Le jargon du p'tit folkleux

Les vieux métiers du Limousin

Sur la Dordogne, navigaient les gabarres, ces bateaux a fond plat qui descendaient le cours du fleuve en enmenant leurs cargaisons vers Bordeaux. A l'arrivée, on vendait le chargement, et les gabarres elles memes étaient démontées et vendues.

Le grand chantier de construction est Spontour. Les gabares, mesuraient de dix-sept à dix-huit mètres de long et pouvaient transporter jusqu'à vingt tonnes, acheminant toute une gamme de produits locaux: Chargements de châtaignes, sorties des séchoirs du Limousin dont elles constituent la richesse première et la base de l'alimentation des habitants, qui les mangent cuites à l'eau ou grillées et qui appellent le châtaignier « l'arbre-à-pain ». Chargements de fromages d'Auvergne ou de charbon tiré des mines d'Argentat, mais surtout chargements de bois en tout genre : bois de charpente, de carassonne (les échalas de châtaignier) ou bois de merrains de tonnellerie. Des bois que l'on va faire parfois aussi flotter par train, comme en Morvan, à partir de Bort-les-Orgues, et que le gabarier surveille en les accompagnant. Originaire de la vallée ou des montagnes et gorges voisines, il est souvent à la fois paysan et entrepreneur de transports, pratiquant l'habitude du double métier.

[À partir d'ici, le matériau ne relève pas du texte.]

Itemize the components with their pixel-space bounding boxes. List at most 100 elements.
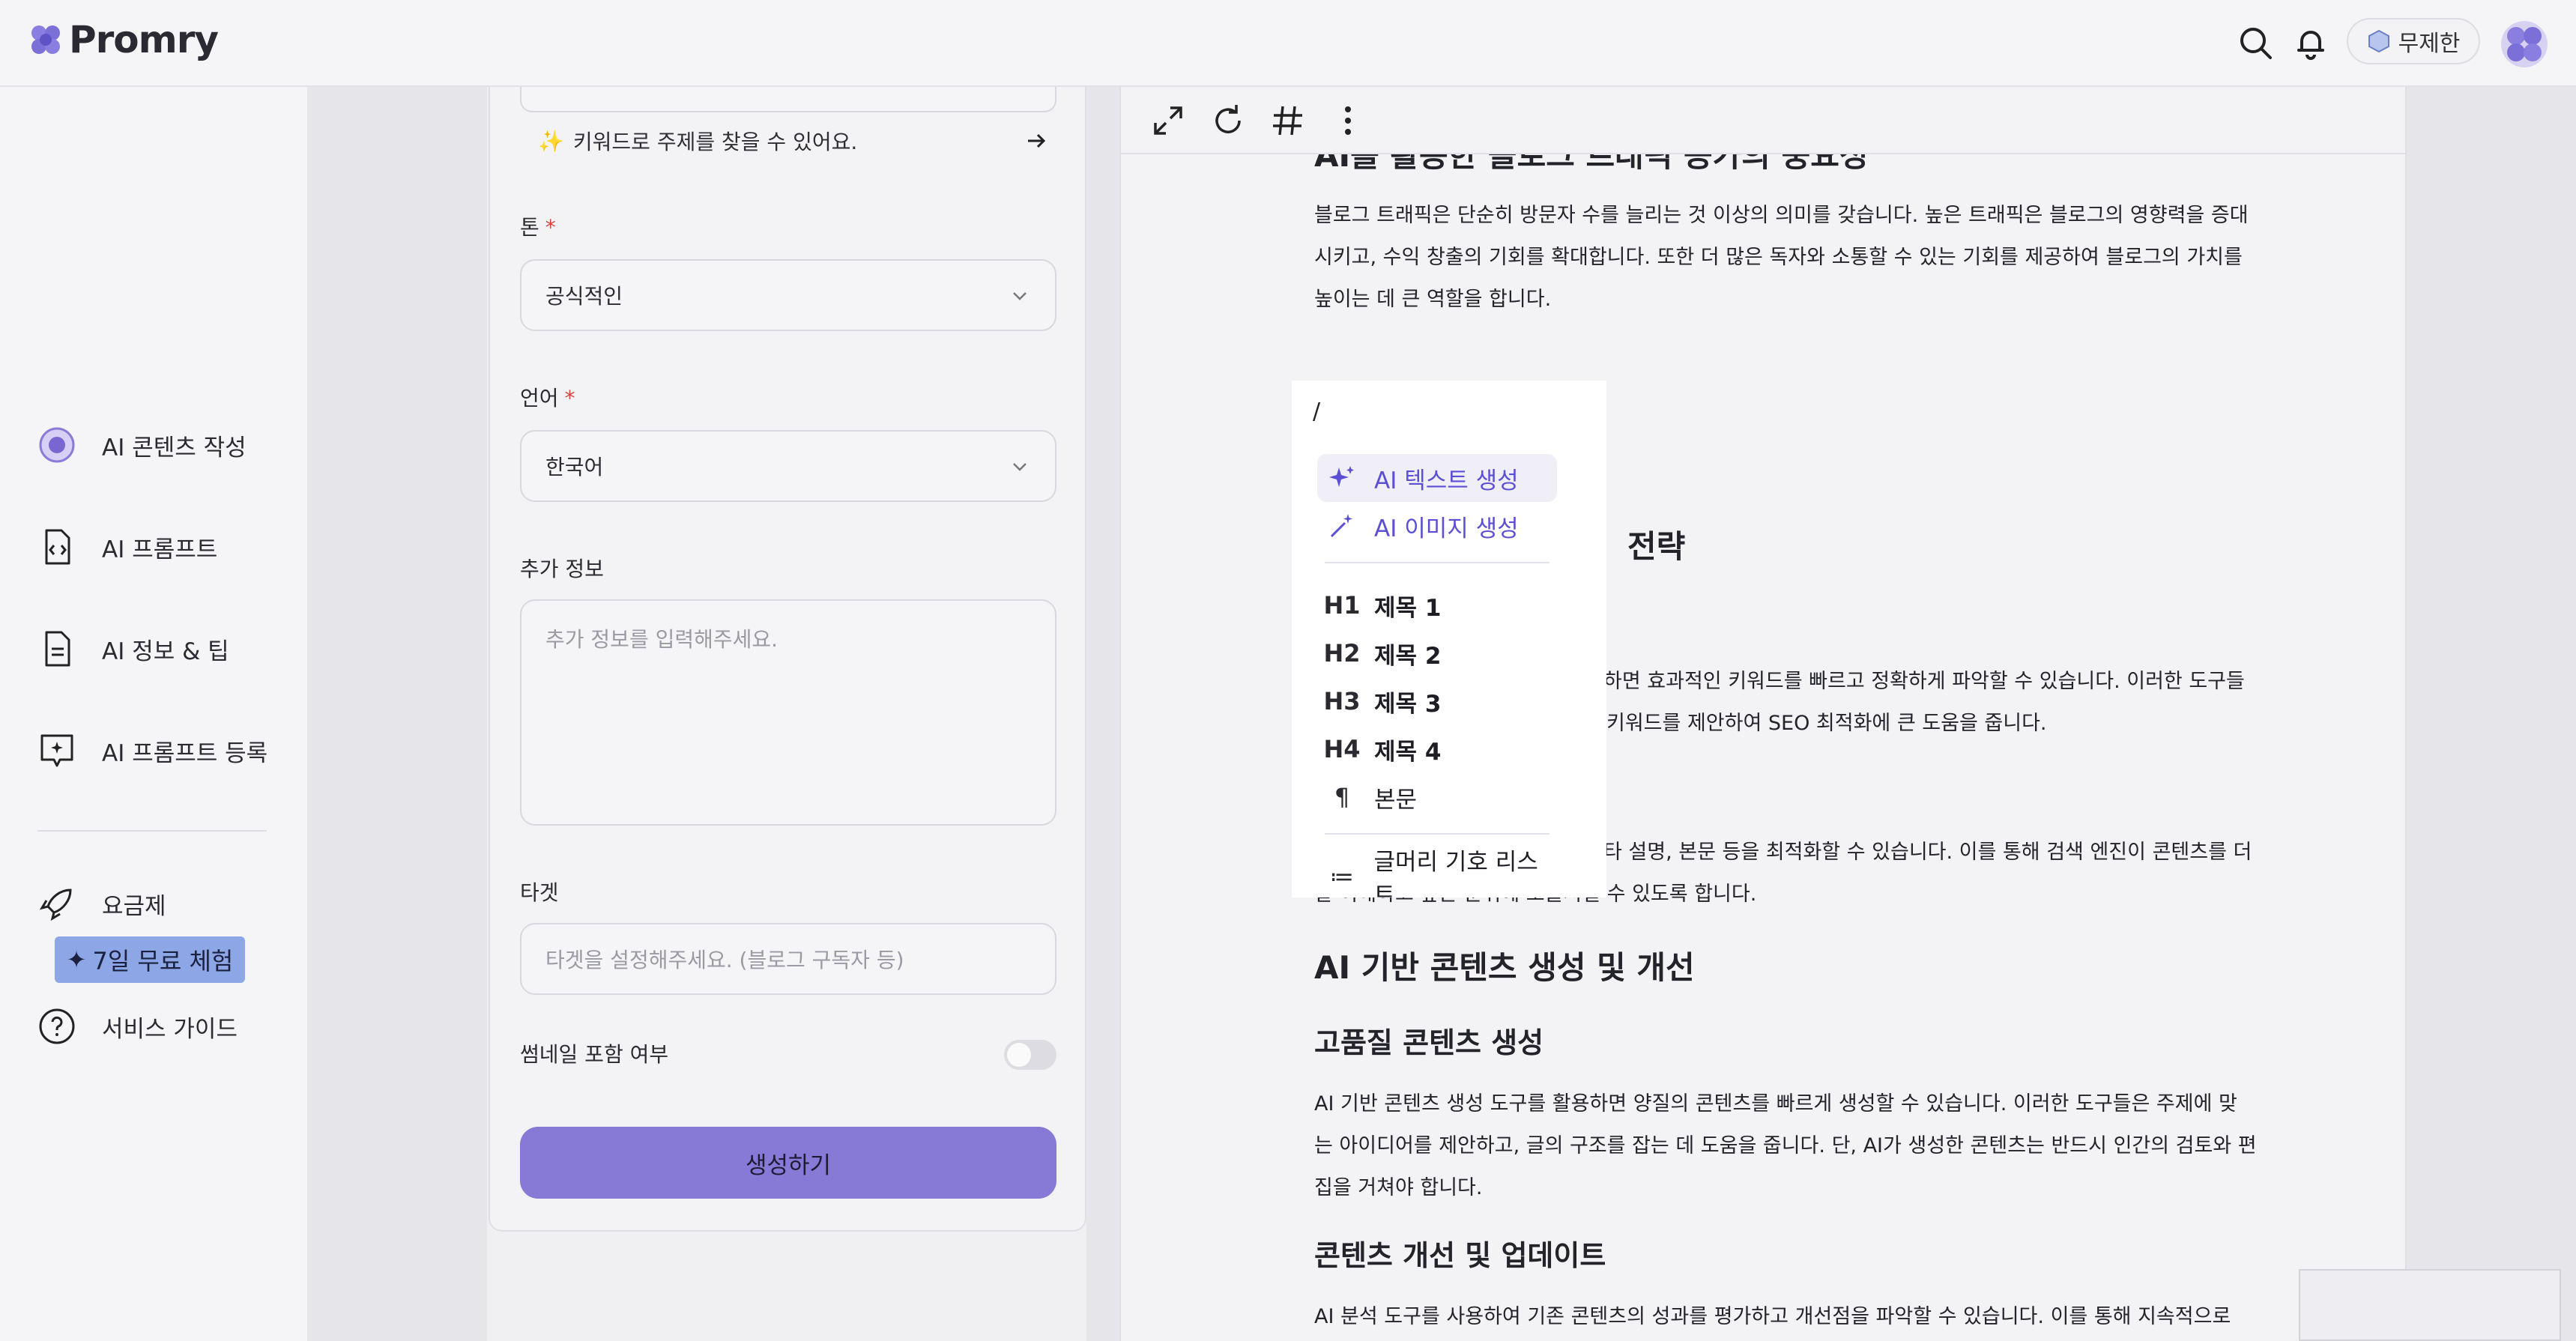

Le gabarier et le "meirandier" sont souvent le même homme, venant de la vallée comme des crêtes et des plateaux : il connaît la pratique de la rivière comme des bois et dès que l'eau "devient marchande", il voyage à bord d'une gabare, véritable caisse d'emballage flottante, rustique et primitive, car elle sera vendue au prix du bois après la descente, mais robuste et ingénieuse, car elle doit affronter les pièges de la rivière.

La descente, le plus souvent en convoi, a lieu à partir du triple port d'Argentat, après la messe de départ et la bénédiction. Cette descente commence par la difficile passe du MALPAS : le patron est debout au gouvenail, les manoeuvres rentrent les rames, ôtent la veste pour être prêts à se jeter à la nage. Le patron, seul maître à bord après Dieu, tenant la barre d'une main ferme, s'engage avec maîtrise dans le rapide, par la gauche, contourne le rocher meurtrier qui commande la passe et glisse à distance de la petite île, à la vitesse d'un cheval au trot.

Entre Bon et Argentat, c'est 83 km de parcours rapide, sinueux, encaissé, dangereux. À partir de Spontour, c'est la XAINTRIE BLANCHE jusqu'à Argentat, ensuite c'est la XAINTRIE NOIRE jusqu'à Beaulieu. Le gabarier doit franchir une cinquantaine de passes dangereuses dont celle du Malpas, de triste renommée. Le gabarier a dans sa tête l'image de chaque rocher, de chaque "tombant" (courant), de chaque "gourg" (contre-courant). Il est ralenti par de nombreux péages, et doit également éviter moulins et pêcheries.

La descente terminée, le gabarier remonte à pied, de Bergerac ou de Souillac, vers le Haut-Pays. Dans sa bourse, il ramène son gain qui lui permettra d'effacer quelque dette ou de financer quelque projet.

Avec l'apparition du chemin de fer, avec la construction des grands barrages, gabares et gabariers ont disparu de la Dordogne. Spontour s'est endormi . Dans les forêts, le sapin , plus rapide a pousser, a détrôné le chêne et le hêtre.